Libertate is a 100% Trebbiano di Soave from black, volcanic soil; its vinification in stainless steel and terracotta amphorae leaves it free to express its youthful exuberance and distinctively individual style.
Trebbiano di Soave is a local grape variety that has all but disappeared, but in whose potential Balestri Valda has always believed.
The highly colored labels, each one different from the others, make it clear: this wine is intended to be a tribute to tenacity, but also to fantasy and freedom.
The indigenous Trebbiano di Soave grape variety
This variety is of extremely ancient origins, and was already known in Roman times. Historically, it was always cultivated in the hills of Soave until the 1980s, when even in our region international varieties became widespread and many vineyards of indigenous grapes were unfortunately grubbed up.
Today we are one of the few producers who grow it, and even less of us vinify it as a 100% varietal.

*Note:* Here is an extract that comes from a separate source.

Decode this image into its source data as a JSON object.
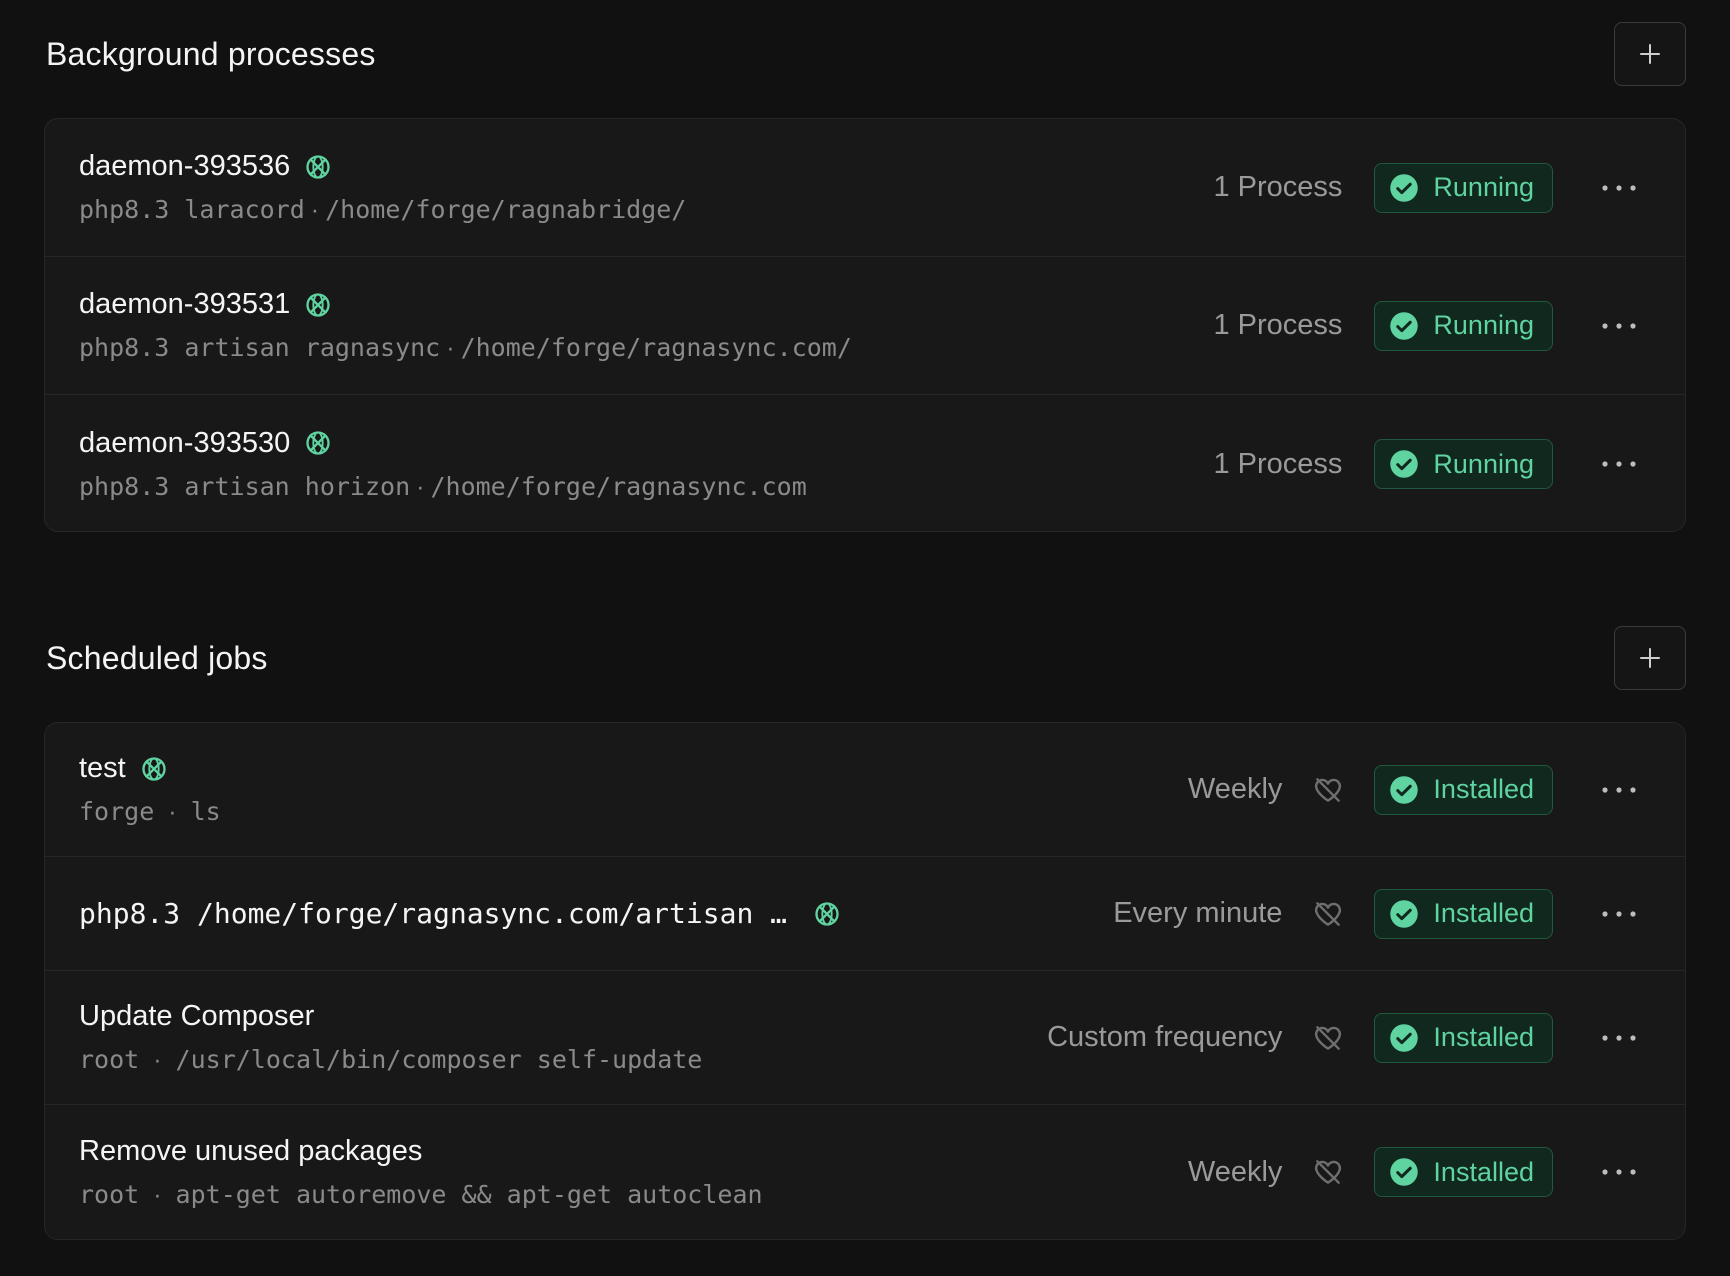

Here at Balestri Valda we have always liked this vigorous, rustic cultivar; ever since we started up, we have used it with excellent results in the classic Soave blend with Garganega.
In 2016, after years of experimentation, we launched Libertate, a 100% Trebbiano di Soave vinified in stainless steel and terracotta amphorae.
AMPELOGRAPHIC CHARACTERISTICS OF TREBBIANO DI SOAVE
Buds with a broad, downy apex; whitish green with a pinkish border; slightly bent apical leaves, whitish green in color, with pinkish hints and downy on the lower side.
Medium-sized, compact or semi-compact, conical bunches with a wing; medium-sized, round berries, yellowish green in color; quite thick, slightly bloomy skins; juicy pulp, sweet in flavor.
Medium-sized, pentagonal, tri-lobed leaves, dark green in color, downy on the lower side; the lobes of the leaf overlap at the petiolar sinus.
Wines and volcanoes
Balestri Valda’s vineyards are situated within a large volcanic/tectonic basin delimited to the West by the tectonic line of Castelvero and to the East by the Schio-Vicenza line.
There is a close relationship between basalt soils and the rich flavors and balance that are to be found in the wines that come from them.
Basalts are volcanic rocks that were formed by successive series of eruptions that went on for three geological cycles, all of them in a sub-marine environment. These eruptions gave rise to volcanoclastic products of colors varying from gray to yellow and reddish, depending on their area of formation and degree of oxidation. The action of external agents then had varied effects on the different volcanic substrata, contributing towards a re-modelling of the landscape and thus creating its modern-day appearance.
Basalts, which are poor in silicon and rich in magnesium and iron, tend to absorb between 85% and 99% of the phosphates added to these rocks. Consequently, any periodic fertilization should be reduced considerably in terms of frequency, also owing to these rocks’ strong draining capacities.
But in our soils there is not only basalt; this black stone is in fact mixed with white limestone, creating an amalgam of minerals from which the vines are able to benefit.
The limestone deposits are what is left of ancient sea beds; these sediments rich in calcium carbonate, depositing themselves at the bottom of the sea, trapped animals and shells, which we can still find today in fossils of very curious and varied kinds.